Khululeka Educare, Zamukhanyo Educare and Noncedo Educare are the latest to benefit from the project, believed to be the largest of its kind in the country.

Tom Bergmann-Harris said: “This official handover is much more than just a celebration of some new buildings...this is about creating a positive environment which ensures children receive the best possible educational stimulation from an early age,”

Bergmann-Harris is the president of Rotary Club of Claremont.

“By equipping teachers with the skills they need we can ensure these Educare Centres are sustainable in the long term,” he added.

The Rotary Club of Claremont’s Injongo Educare Project has worked with 47 Educare Centres in Philippi, with a total spend of R12 million since 2012.

Holistic interventions include extensive teacher training, physical upgrades to existing facilities and daily mentoring assistance for educare centres to ensure that they meet the Department of Social Development (DSD) and the Western Cape Education Department’s (WCED) requirements for official Early Childhood Development (ECD) accreditation and registration.

While keeping school fees affordable, these interventions make centres sustainable, and effective in the long term, through subsidies provided by the DSD and WCED.

The 12 educare centres have been fully upgraded and reopened by Injongo together with its dedicated sponsors.

Learners at the three centres sang songs to celebrate their excitement about their new school premises.

Neil Jansen from Lewis Group told members of the community, parents and Rotarians that it was an honour for Lewis to be involved in the project.

“For more than four years, we have focused on making a lasting impact in the next generation through our partnership with Injongo. Foundation phase education lays the grounding for children’s cognitive and socio-emotional development.

These Early Childhood Development Centres prepare them for school and tertiary education. The results of this project already speak volumes and it is encouraging to receive so much support from the community.”

Simphiwe Smile,36, father to Kamva, who attends the Grade R class for five year olds at Khululeka Educare was full of smiles at the opening event.

“My daughter knows how to count, she can write her own name and she is confident enough to stand in front of her classmates and tell stories.

Her mind is really working and she is so clever. I’m really proud to see how much she has developed at Khululeka Educare,” said Smile.

Smile takes an active role in his daughter’s life and says he listens to her talk happily about what she has learnt at school as he takes her to school each morning.

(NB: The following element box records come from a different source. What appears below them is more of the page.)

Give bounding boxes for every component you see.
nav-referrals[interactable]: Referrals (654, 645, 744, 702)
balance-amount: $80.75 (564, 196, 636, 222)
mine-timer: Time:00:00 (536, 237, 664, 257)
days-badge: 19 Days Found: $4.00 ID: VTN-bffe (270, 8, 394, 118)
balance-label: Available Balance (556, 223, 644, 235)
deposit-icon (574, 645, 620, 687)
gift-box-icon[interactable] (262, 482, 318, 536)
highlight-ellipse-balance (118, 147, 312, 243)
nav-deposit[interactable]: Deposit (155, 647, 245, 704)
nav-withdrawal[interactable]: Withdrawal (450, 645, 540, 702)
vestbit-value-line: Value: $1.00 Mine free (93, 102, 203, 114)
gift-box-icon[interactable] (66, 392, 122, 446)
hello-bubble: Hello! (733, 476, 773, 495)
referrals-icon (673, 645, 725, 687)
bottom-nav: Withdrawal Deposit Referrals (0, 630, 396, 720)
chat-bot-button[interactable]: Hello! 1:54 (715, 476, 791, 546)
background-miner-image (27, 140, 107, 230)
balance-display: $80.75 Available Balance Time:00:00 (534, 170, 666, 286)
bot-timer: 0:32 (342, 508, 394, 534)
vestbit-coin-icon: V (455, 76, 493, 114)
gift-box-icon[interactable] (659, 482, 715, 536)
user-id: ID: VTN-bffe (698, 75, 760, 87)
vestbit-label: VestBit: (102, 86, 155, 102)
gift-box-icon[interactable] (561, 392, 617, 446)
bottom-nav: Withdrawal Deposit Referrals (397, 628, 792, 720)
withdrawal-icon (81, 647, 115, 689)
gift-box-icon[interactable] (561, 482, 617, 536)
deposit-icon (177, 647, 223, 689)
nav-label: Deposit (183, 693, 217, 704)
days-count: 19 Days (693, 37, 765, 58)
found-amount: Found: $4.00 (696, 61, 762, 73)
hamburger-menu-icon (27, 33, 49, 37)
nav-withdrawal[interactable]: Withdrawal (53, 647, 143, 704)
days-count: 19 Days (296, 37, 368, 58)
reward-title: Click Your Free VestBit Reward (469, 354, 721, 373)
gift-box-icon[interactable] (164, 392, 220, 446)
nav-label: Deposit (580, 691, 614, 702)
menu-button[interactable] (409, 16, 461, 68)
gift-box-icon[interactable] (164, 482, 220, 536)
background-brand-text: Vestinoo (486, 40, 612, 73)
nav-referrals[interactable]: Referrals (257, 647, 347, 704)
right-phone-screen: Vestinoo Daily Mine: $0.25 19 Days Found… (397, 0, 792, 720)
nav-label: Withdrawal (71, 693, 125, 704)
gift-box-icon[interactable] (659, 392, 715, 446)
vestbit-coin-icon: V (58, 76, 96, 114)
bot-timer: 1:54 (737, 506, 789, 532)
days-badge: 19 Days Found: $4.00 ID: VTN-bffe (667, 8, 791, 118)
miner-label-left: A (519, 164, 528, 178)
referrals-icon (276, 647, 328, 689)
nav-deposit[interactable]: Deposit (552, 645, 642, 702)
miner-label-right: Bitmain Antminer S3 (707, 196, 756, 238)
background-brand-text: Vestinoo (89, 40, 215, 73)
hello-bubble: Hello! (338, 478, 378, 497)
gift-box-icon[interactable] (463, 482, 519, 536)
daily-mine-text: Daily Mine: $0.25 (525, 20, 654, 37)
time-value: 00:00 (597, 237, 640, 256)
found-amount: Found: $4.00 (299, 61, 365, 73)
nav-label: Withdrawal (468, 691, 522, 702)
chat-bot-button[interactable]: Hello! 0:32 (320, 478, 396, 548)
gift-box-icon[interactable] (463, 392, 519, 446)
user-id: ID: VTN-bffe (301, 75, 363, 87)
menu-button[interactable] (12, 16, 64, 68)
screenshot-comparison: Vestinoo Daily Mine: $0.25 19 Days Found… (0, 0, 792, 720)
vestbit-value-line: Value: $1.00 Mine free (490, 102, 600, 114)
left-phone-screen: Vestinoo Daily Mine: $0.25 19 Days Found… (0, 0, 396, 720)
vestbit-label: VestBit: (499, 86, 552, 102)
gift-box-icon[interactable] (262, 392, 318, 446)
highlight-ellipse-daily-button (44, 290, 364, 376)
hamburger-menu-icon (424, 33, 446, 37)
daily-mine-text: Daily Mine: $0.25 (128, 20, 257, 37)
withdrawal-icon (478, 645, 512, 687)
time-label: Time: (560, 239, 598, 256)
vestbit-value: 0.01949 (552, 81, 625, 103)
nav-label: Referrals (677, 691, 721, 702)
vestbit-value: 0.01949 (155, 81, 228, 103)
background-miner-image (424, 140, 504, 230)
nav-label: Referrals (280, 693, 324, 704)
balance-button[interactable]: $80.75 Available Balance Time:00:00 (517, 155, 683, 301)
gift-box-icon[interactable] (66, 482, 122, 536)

Kamva’s mother also noticed a change in her development, to such an extent that word has spread and many of her friends have also enrolled their children at Khululeka Educare.

Principal Nombulelo Majezi said: “All of the local primary schools want Khululeka children to enrol in Grade 1. Even schools outside of Philippi, say that children from Khululeka are amazing. You can just call the principals to ask and they can tell you about our children.”

Majezi explains that while many people have opened day care centres to look after toddlers while their parents are at work, not all of centres offer the same developmental opportunities.

“Whatever activities we do with the children, whether it’s reading stories, singing songs, games or craft activities, we follow the standards and norms and keep to the Grade R syllabus,” she said.

Training workshops for educare centre principals and teachers, provided by Injongo are extremely valuable, Majezi offered.